ATLANTA — Georgia lawmakers head into the final three days of the 2011 legislative session this week facing three major policy decisions: How to spend the state’s tax money, whether to cut some taxes and raise others, and how and whether to crack down on illegal immigrants.
In each case, lawmakers will be given hours or — at most — a few days to read, analyze and vote on the final versions of spending, tax and immigration bills.
As Senate Rules Chairman Don Balfour, R-Snellville, said, “That’s the way the process always works.”
Lawmakers spend hours honoring beauty queens, high school football teams, minor celebrities and prominent Georgians during most of the session. But the end often is a sleepless blur in which three months of work is concentrated into a few days of rapid-fire lawmaking that leaves some legislators wondering what exactly they passed.
House Speaker David Ralston, R-Blue Ridge, said he’s hoping for bipartisan support for the Republican leadership’s plan to cut income taxes, which will be voted on Monday. But House Minority Leader Stacey Abrams, D-Atlanta, said late Friday that she hadn’t seen it because it was developed in secret by Republican leaders.
“My concern is we aren’t even going to have the time to evaluate it,” Abrams said. “When you are dealing with something as fundamental as tax policy, that is not only no way to run a democracy, that is no way to run a business.”
Republican leaders already had talked to GOP lawmakers about what they expected to be in the tax bill, which was finalized Friday.
The state’s $18.2 billion budget is negotiated between House and Senate leaders and their budget staffs largely behind closed doors.
The two chambers typically don’t reach an agreement on the plan until the last few days. Sometimes it doesn’t get done until the final hours of the session. Lawmakers get a copy on their desks, and they seldom have more than a few hours to see what’s in the final spending plan — and what’s not — before they vote.
The immigration bill still is up in the air. When asked about it, House and Senate leaders said they’d been so busy whipping the tax bill into shape they hadn’t had time to work on immigration.
The end of each legislative session is like that. It’s a rush to get deals — big and small — done in time to meet the constitutional limit of 40 working days.

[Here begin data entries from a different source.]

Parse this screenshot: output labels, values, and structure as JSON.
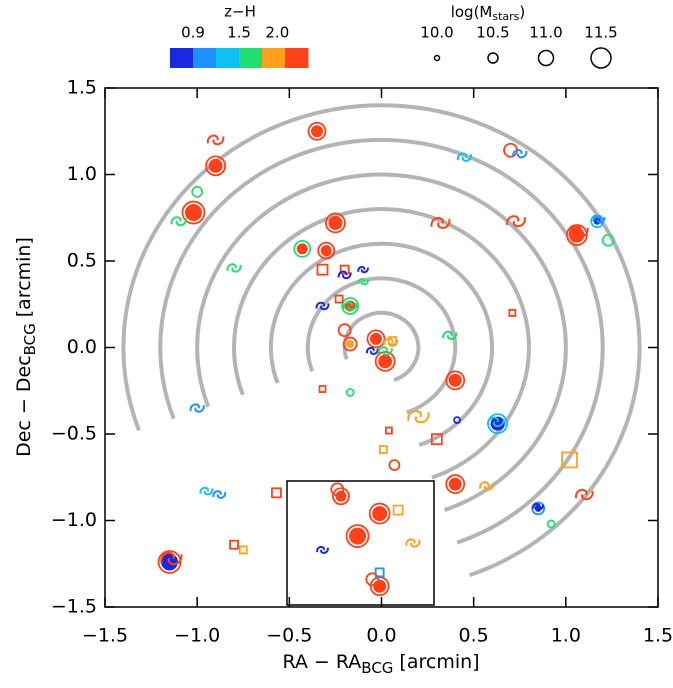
{
  "chart_data": {
    "type": "scatter",
    "xlabel": {
      "main": "RA − RA",
      "sub": "BCG",
      "unit": "[arcmin]"
    },
    "ylabel": {
      "main": "Dec − Dec",
      "sub": "BCG",
      "unit": "[arcmin]"
    },
    "xlim": [
      -1.5,
      1.5
    ],
    "xticks": [
      {
        "value": -1.5,
        "label": "−1.5"
      },
      {
        "value": -1,
        "label": "−1.0"
      },
      {
        "value": -0.5,
        "label": "−0.5"
      },
      {
        "value": 0,
        "label": "0.0"
      },
      {
        "value": 0.5,
        "label": "0.5"
      },
      {
        "value": 1,
        "label": "1.0"
      },
      {
        "value": 1.5,
        "label": "1.5"
      }
    ],
    "ylim": [
      -1.5,
      1.5
    ],
    "yticks": [
      {
        "value": -1.5,
        "label": "−1.5"
      },
      {
        "value": -1,
        "label": "−1.0"
      },
      {
        "value": -0.5,
        "label": "−0.5"
      },
      {
        "value": 0,
        "label": "0.0"
      },
      {
        "value": 0.5,
        "label": "0.5"
      },
      {
        "value": 1,
        "label": "1.0"
      },
      {
        "value": 1.5,
        "label": "1.5"
      }
    ],
    "rings": [
      0.2,
      0.4,
      0.6,
      0.8,
      1.0,
      1.2,
      1.4
    ],
    "ring_color": "#b4b4b4",
    "colorbar": {
      "title": "z−H",
      "clim": [
        0.6,
        2.4
      ],
      "colors": [
        "#1a28e0",
        "#1e90ff",
        "#10c0f0",
        "#20e070",
        "#ffa020",
        "#ff4018"
      ],
      "ticks": [
        0.9,
        1.5,
        {
          "value": 2.0,
          "label": "2.0"
        }
      ]
    },
    "size_legend": {
      "title": "log(M",
      "sub": "stars",
      "close": ")",
      "ticks": [
        {
          "value": 10,
          "label": "10.0"
        },
        {
          "value": 10.5,
          "label": "10.5"
        },
        {
          "value": 11,
          "label": "11.0"
        },
        {
          "value": 11.5,
          "label": "11.5"
        }
      ]
    },
    "series": [
      {
        "marker": "filled",
        "x": [
          -0.35,
          -0.9,
          -1.02,
          -0.25,
          -0.43,
          -0.3,
          -0.17,
          0.4,
          0.4,
          1.06,
          -1.15,
          0.63,
          0.02,
          -0.03,
          1.17,
          0.85,
          -0.17,
          -0.22,
          -0.01,
          -0.13,
          -0.01
        ],
        "y": [
          1.25,
          1.05,
          0.78,
          0.72,
          0.57,
          0.56,
          0.24,
          -0.19,
          -0.79,
          0.65,
          -1.24,
          -0.44,
          -0.08,
          0.05,
          0.73,
          -0.93,
          0.02,
          -0.86,
          -0.96,
          -1.09,
          -1.38
        ],
        "size": [
          10.7,
          10.9,
          11.2,
          10.9,
          10.6,
          10.6,
          10.6,
          10.8,
          10.8,
          11.0,
          11.2,
          10.9,
          10.9,
          10.7,
          10.2,
          10.2,
          10.3,
          10.6,
          11.0,
          11.2,
          10.8
        ],
        "colors": [
          "#ff4018",
          "#ff4018",
          "#ff4018",
          "#ff4018",
          "#ff4018",
          "#ff4018",
          "#ff4018",
          "#ff4018",
          "#ff4018",
          "#ff4018",
          "#1a28e0",
          "#1a28e0",
          "#ff4018",
          "#ff4018",
          "#1a28e0",
          "#1a28e0",
          "#ffa020",
          "#ff4018",
          "#ff4018",
          "#ff4018",
          "#ff4018"
        ],
        "edgecolors": [
          "#ff4018",
          "#ff4018",
          "#ff4018",
          "#ff4018",
          "#20e070",
          "#ff4018",
          "#20e070",
          "#ff4018",
          "#ff4018",
          "#ff4018",
          "#ff4018",
          "#10c0f0",
          "#ff4018",
          "#ff4018",
          "#10c0f0",
          "#1e90ff",
          "#ff4018",
          "#ff4018",
          "#ff4018",
          "#ff4018",
          "#ff4018"
        ]
      },
      {
        "marker": "circle",
        "x": [
          0.7,
          -1.0,
          1.23,
          -0.2,
          -0.17,
          0.07,
          0.92,
          0.41,
          -0.24,
          -0.05
        ],
        "y": [
          1.14,
          0.9,
          0.62,
          0.1,
          -0.26,
          -0.68,
          -1.02,
          -0.42,
          -0.82,
          -1.34
        ],
        "size": [
          10.8,
          10.5,
          10.6,
          10.7,
          10.2,
          10.5,
          10.2,
          10.1,
          10.7,
          10.7
        ],
        "colors": [
          "#ff4018",
          "#20e070",
          "#20e070",
          "#ff4018",
          "#20e070",
          "#ff4018",
          "#20e070",
          "#1a28e0",
          "#ff4018",
          "#ff4018"
        ]
      },
      {
        "marker": "square",
        "x": [
          -0.32,
          -0.2,
          -0.23,
          0.71,
          -0.32,
          0.04,
          0.01,
          0.3,
          1.02,
          -0.57,
          -0.8,
          -0.75,
          0.09,
          -0.01,
          0.06
        ],
        "y": [
          0.45,
          0.45,
          0.28,
          0.2,
          -0.24,
          -0.48,
          -0.59,
          -0.53,
          -0.65,
          -0.84,
          -1.14,
          -1.17,
          -0.94,
          -1.3,
          0.04
        ],
        "size": [
          10.5,
          10.3,
          10.2,
          10.1,
          10.1,
          10.1,
          10.2,
          10.5,
          11.0,
          10.4,
          10.3,
          10.2,
          10.4,
          10.3,
          10.2
        ],
        "colors": [
          "#ff4018",
          "#ff4018",
          "#ff4018",
          "#ff4018",
          "#ff4018",
          "#ff4018",
          "#ffa020",
          "#ff4018",
          "#ffa020",
          "#ff4018",
          "#ff4018",
          "#ffa020",
          "#ffa020",
          "#1e90ff",
          "#ffa020"
        ]
      },
      {
        "marker": "spiral",
        "x": [
          -0.9,
          0.45,
          0.75,
          -1.1,
          -0.8,
          0.32,
          0.73,
          1.07,
          -0.32,
          -0.2,
          -0.1,
          -0.1,
          -0.17,
          0.37,
          -0.05,
          0.02,
          0.05,
          -1.0,
          0.2,
          0.62,
          -0.95,
          -0.88,
          0.57,
          1.1,
          -1.14,
          1.18,
          0.85,
          -0.32,
          0.17
        ],
        "y": [
          1.2,
          1.1,
          1.12,
          0.73,
          0.46,
          0.72,
          0.73,
          0.67,
          0.24,
          0.42,
          0.45,
          0.38,
          0.24,
          0.07,
          -0.02,
          -0.02,
          0.03,
          -0.35,
          -0.4,
          -0.43,
          -0.83,
          -0.85,
          -0.8,
          -0.85,
          -1.22,
          0.74,
          -0.92,
          -1.17,
          -1.13
        ],
        "size": [
          10.8,
          10.6,
          10.6,
          10.7,
          10.6,
          11.0,
          11.0,
          11.0,
          10.5,
          10.5,
          10.3,
          10.3,
          10.6,
          10.6,
          10.4,
          10.6,
          10.6,
          10.6,
          11.2,
          10.8,
          10.5,
          10.5,
          10.6,
          10.9,
          11.2,
          10.4,
          10.3,
          10.4,
          10.6
        ],
        "colors": [
          "#ff4018",
          "#10c0f0",
          "#1e90ff",
          "#20e070",
          "#20e070",
          "#ff4018",
          "#ff4018",
          "#ff4018",
          "#1a28e0",
          "#1a28e0",
          "#1a28e0",
          "#20e070",
          "#20e070",
          "#20e070",
          "#1a28e0",
          "#20e070",
          "#ffa020",
          "#1e90ff",
          "#ffa020",
          "#10c0f0",
          "#10c0f0",
          "#1e90ff",
          "#ffa020",
          "#ff4018",
          "#ff4018",
          "#1e90ff",
          "#1a28e0",
          "#1a28e0",
          "#ffa020"
        ]
      }
    ]
  }
}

Dozens of bills could cross lawmakers’ desks before the final gavel falls Thursday — ranging from proposals to renew the state’s $1 tire fee to legislation letting more frail seniors stay in assisted living facilities. There is always a chance that bills on abortion and guns — measures thought dead earlier in the session — will crop up in the final days.
But other than passage of a state budget — something lawmakers are constitutionally mandated to do — taxes, Sunday alcohol sales and illegal immigration probably will dominate the final week.
Ralston said if the General Assembly can approve the tax and immigration bills that still are up in the air, he’ll consider it a successful session.
“My philosophy has been I don’t measure legislative success by the number of bills we pass,” Ralston said. “What I try to get the Legislature to do is do a few things and do them well. Hopefully we will have done the things we need to do.”
The one thing lawmakers must do before they leave for home is pass a budget. The $18.2 billion spending plan for fiscal 2012, which begins July 1, will cut higher education funding, which in turn will mean a sizable increase in tuition for students.
With state finances still suffering from the Great Recession, the budget includes few new initiatives, no cost-of-living raises for more than 200,000 teachers, school personnel and state employees and a 10 to 20 percent increase in their health insurance premiums.
Whether the budget is realistic may depend on the tax plan lawmakers are considering.
The Sunday sales legislation would enable cities and counties to ask voters to approve such alcohol sales at grocery, convenience and liquor stores.
The legislation has stalled in the Senate during four previous sessions. But after initially looking dead again this session, it came back to life amid a strong lobbying effort. The House is expected to give it overwhelming support.
“I feel pretty good about it,” said House Regulated Industries Chairman Roger Williams, R-Dalton. “The desire to address the issue is out there. It’s a hot topic.”
Gov. Nathan Deal has said he would sign the bill. If that happens, the issue could be on the ballot in some cities this fall.
While there has been the typical end-of-the-session wrangling this year, there is probably less of it than in the past, chamber leaders say. That’s partly because some of the tough issues, like making the HOPE scholarship program more financially viable, have been handled. In addition, there is little left in the state budget to fight about because lawmakers have been cutting spending for three years.
“We’re down to the essentials. There is no money to argue over or a list of projects that might have been in the budget,” said Senate President Pro Tem Tommie Williams, R-Lyons. “A lot of the things we wanted to do we’ve gotten done.”
House members, including Ralston, have raised concerns about an ongoing leadership row in the Senate. They complain that they don’t know who is in charge of the chamber since Senate Republicans stripped GOP Lt. Gov. Casey Cagle of some of his power.
But that hasn’t stopped the two chambers from agreeing on major issues this session.
“I think people realize we’ve got to get the job done, and they don’t want to look like they do up in Congress,” Roger Williams said. “I think we’ll come together at the end and come out with a productive session.”